On the one hand there is Matteo Salvini who is preparing to live his Roman Saturday with a rally in a Piazza del Popolo, which will be filled for the most part by Northern League supporters descending from the North with trains and coaches, to which will be added a bit of Roman Fascism starting with House Pound. Maybe he will be on stage too Giorgia Meloni, the most expendable, also in terms of age, of what remains of the Alemannic era. On the other side it wanders Silvio Berlusconi, increasingly annoyed by politics, starting with the debate (but perhaps it would be better to speak of brawl) within Forza Italy and increasingly attentive to other events. For the good the vicissitudes of his companies, for the bad those concerning his legal situation. In short, the Italian right appears more and more Salvini and less and less Berlusconi.
I confirm it national surveys, who see the Alloy almeno a couple of points ahead of Forza Italia and the absolute incapacity shown so far by Berlusconi to know how to keep together (he who has always considered himself a great unifier) the too many organizational souls of the centre-right, from the Ncd to the Carroccio. It is therefore reasonable that in this context Salvini wants to count himself without confusing himself with either Alfano or Berlusconi. Sure, even there Alloy has its own problems Veneto. There is Tosi who also threatens to appear against the governor Zaia, but the mayor of Verona himself knows that in Berlusconi he would find too weak a support to beat the current governor.
After all, Salvini has changed his League. He managed to put aside the abused Bossian-style slogans all centered on the North robbed by Rome and on secessionist hypotheses. He is making the League a strongly nationalist party. No longer the regions of the North against those of the South, but the Italians of the north and the south against those who pave the way for the "illegals" who take away bread and work from our unemployed. Populism? Certainly, but at a time when inequalities and the difficulties of the weakest categories increase, this is the type of right that can be successful. This was once the case in the South. Think of the Naples laurina, or the Reggio Calabria of Ciccio Franco who rose up to the cry of "executioner who quits". Now the same is happening in the North, where social anxieties grow and are discharged towards the new poor: immigrants, refugees, those who, precisely, the League and Salvini indicate as illegal immigrants.
After all, these phenomena do not only concern Italy. In France there is Marine Le Pen, in the United Kingdom there is Nigel Farage. Many observers believe that in the upcoming British elections, the new parties could, if not overwhelm, certainly attenuate the consolidated bipartisanship between Conservatives and Labour. The more moderate centre-right forces could pay the highest price: the Gaullists in France, the Conservatives in England.

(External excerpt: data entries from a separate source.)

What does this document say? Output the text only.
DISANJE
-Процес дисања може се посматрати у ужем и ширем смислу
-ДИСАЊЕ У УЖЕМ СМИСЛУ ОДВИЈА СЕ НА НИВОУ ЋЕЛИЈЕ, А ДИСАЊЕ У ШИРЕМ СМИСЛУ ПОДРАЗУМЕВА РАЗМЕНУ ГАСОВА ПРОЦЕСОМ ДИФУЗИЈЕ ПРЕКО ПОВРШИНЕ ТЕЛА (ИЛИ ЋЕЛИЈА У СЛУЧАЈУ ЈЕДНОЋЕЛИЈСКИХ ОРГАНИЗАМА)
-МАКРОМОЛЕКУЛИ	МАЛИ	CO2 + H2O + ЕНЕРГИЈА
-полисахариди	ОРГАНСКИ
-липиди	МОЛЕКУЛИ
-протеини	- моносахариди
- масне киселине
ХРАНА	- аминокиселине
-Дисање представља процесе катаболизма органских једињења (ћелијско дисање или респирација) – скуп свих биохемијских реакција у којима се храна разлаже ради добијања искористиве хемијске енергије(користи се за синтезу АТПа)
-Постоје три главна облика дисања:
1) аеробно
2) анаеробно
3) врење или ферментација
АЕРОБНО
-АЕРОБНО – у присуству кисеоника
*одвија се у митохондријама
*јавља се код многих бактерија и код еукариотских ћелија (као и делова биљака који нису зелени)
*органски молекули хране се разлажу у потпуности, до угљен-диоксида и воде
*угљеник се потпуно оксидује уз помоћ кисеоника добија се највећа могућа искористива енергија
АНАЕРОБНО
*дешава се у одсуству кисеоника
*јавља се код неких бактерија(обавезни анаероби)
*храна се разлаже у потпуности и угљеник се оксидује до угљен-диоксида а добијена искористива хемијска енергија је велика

Berlusconi, who however has not always managed to find a good feeling with the moderate Europeans, thus always finds himself in great difficulty. With Renzism (and therefore the Democratic Party) increasingly attracting what should have been its liberal democratic electorate and the new right wing of Salvini and Meloni breaking through among those who were its most anti-system supporters.
And so a scholar like Giovanni Orsina who understands Berlusconism did not hesitate in the "Stampa" to wonder if Berlusconi is not by now a former politician. This thesis is confirmed by the increasing attention that the founder of Forza Italia dedicates to his entrepreneurial activity: whether it is Mondadori or televisions. The takeover bid on Rai antennas will also be just a market offer. But in a market that is usually quite protected, to be successful in which a good relationship with Renzi is more useful than keeping up with Salvini's crude slogans.
Everything is in motion in the Italian right, which is increasingly moving away from liberal havens.